Just sixteen months later, on 12 September 1846, the Erebus and Terror became trapped in ice. The same two ships which five years before had formed a floating ballroom for young lovers became a prison for a slow death. When Sir John Franklin died on June 11, 1847, two years after the expedition’s departure, Crozier assumed leadership of the beleaguered mission, and when in April the following year the ships were abandoned, nine officers and fifteen men already dead, 105 souls set out under Crozier’s command for Back River (formerly Great Fish River). They marched south and then east, searching for food in a single group pulling several boat/sledges.
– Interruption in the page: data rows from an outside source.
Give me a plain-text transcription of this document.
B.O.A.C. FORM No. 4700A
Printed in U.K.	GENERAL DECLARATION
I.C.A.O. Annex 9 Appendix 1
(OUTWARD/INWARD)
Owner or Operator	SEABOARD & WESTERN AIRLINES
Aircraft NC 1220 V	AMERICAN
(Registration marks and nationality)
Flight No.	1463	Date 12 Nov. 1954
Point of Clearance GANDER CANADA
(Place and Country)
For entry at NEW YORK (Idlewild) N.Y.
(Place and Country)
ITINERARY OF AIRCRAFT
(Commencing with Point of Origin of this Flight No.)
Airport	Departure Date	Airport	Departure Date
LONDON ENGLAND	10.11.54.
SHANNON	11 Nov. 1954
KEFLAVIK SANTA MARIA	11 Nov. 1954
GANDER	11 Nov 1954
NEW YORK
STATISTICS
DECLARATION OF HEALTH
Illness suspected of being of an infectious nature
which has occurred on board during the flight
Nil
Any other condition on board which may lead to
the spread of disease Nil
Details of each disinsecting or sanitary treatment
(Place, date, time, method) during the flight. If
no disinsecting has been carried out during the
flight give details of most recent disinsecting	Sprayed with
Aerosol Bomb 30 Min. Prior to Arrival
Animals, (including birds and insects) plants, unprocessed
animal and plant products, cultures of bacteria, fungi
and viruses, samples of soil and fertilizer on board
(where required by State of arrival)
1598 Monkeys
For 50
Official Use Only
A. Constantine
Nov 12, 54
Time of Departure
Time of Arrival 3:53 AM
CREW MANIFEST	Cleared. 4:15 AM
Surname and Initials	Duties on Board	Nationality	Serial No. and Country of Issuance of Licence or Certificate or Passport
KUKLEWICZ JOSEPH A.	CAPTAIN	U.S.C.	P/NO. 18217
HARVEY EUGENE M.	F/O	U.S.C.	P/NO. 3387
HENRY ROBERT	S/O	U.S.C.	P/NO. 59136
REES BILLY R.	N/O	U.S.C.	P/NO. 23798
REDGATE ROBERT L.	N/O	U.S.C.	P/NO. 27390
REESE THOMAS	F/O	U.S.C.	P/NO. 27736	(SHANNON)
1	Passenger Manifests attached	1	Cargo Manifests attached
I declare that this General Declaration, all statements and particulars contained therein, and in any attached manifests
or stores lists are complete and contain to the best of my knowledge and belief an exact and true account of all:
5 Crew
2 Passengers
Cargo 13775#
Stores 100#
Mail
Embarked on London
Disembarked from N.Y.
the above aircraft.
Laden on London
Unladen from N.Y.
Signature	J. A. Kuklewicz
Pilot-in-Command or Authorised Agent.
The majority of the men died within two hundred miles of the original landing, dropping as they marched. Inuit witnesses reported a large camp at Terror Bay, with tents, graves, cannibalised bodies and a pile of skulls. Later, hauntingly, the Inuit encountered a small party in Washington Bay, headed east. The Inuit described seeing a white shape moving in the distance which at first they though was a bear but which proved to be a party of around forty white men (kabloona) dragging a boat on which a sail had been set. All the men were suffering from an advanced state of scurvy and the Inuit were convinced of signs of cannibalism.  The Inuit testimony, vilified and denounced for generations, has subsequently been confirmed by the overwhelming physical evidence not least from the skeletal remains of the men found scattered along the coast or mainland.  Though the evidence indicates all 129 were dead by the winter of 1848, American search expeditions of the 1850 and 60s caused a stir in Britain with ‘hobgoblin tales’ of a survivor, a great officer and excellent hunter so skilled that he shared food with the Inuit, thought to be Crozier.

 

 

Jane and Sophia first heard the rumours in October 1865. Since 1860 the two women had travelled all over the world, visiting Alaska, the United States, Hawaii, Canada, South America, China, Japan, India and Europe; with a royal welcome in America and the Canadas, In 1869 they returned to the United States to investigate the rumours and inspect the most recently recovered relics. It was only after these interviews that Jane and Sophia finally accepted the evidence of cannibalism. Sophia Cracroft never married, her journals, correspondence and papers are held by the Scott Polar Research Institute Archives, located just above the Polar Museum. Through her role as daughter to the childless Jane, Cracroft became heir to a polar reliquary, much of which passed to the Polar Museum through her nieces, the Misses Lefroy.